I’m taking this to the Lord in prayer. If this is what he is directing me to, he will show me a way. I’m so thankful for kicking me out of the boat last time with the development of Almighty Chicks. That had me scared to death. I’m not a gifted scholar. I don’t use proper grammar but somehow he has shown me a gift (I guess you can call it that) that I can use to show others his Grace & Mercy. I’m asking that put me on your prayer list that God will help take away the hurdles if this is his will for me.
It’s taken me a while to realize this but I really struggle with anxiety & insecurities. I sometimes get my feelings hurt by acquaints and friends.

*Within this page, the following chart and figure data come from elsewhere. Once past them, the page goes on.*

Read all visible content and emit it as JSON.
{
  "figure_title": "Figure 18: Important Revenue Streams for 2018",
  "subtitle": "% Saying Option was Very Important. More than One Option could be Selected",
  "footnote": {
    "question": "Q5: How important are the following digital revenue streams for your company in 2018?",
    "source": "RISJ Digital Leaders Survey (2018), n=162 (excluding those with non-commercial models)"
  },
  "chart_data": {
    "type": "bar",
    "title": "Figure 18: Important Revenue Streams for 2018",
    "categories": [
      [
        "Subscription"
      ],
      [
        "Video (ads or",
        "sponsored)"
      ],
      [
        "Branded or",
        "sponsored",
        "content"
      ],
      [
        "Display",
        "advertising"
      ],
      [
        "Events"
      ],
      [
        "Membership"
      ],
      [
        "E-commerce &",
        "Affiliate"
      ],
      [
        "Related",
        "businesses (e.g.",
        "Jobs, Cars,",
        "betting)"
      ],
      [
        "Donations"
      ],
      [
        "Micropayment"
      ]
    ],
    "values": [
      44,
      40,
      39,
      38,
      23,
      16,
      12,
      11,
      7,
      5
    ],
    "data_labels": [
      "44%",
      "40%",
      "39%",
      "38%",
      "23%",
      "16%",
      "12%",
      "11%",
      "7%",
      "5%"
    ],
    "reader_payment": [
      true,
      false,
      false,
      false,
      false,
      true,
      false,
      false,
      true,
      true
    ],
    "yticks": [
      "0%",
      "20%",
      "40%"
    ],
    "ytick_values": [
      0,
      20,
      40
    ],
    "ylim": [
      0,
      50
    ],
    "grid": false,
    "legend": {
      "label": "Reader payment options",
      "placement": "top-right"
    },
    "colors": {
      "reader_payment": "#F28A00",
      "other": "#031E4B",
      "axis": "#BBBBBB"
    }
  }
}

This is something that has really slapped me around and makes me doubt myself and what God has me doing. This is just some of the battles of life. But thankfully I have a heavenly father that loves me more that I can imagine. He sent his son to die for my sins. Every day I come more to the realization of that and I want more and more for God to look at me and see his son in me. I want God to see my love and appreciate for Jesus dying on the cross and I know I can never live up to that but I am feeding on the love of Jesus (that was a sermon title recently-doesn’t that sound great!). I am growing in my Christian walk because of God’s grace. I know that these anxieties and insecurities don’t matter because in God’s eyes, I’ve fine! If he sees me as fine then I can see myself as such.
Thank you all so much for being a part of Almighty Chicks. I know I haven’t been sending out too much lately. I’ve been dealing with writers block. I’m really enjoying feeding on the love of Jesus. I try to spend each day reading and listening to the word and growing. I look forward to sending out more to you all soon. So remember you are forgiven and loved. You are saved by God’s grace. Keep your head up, faith strong and make every minute count. Lots of Love, Amy!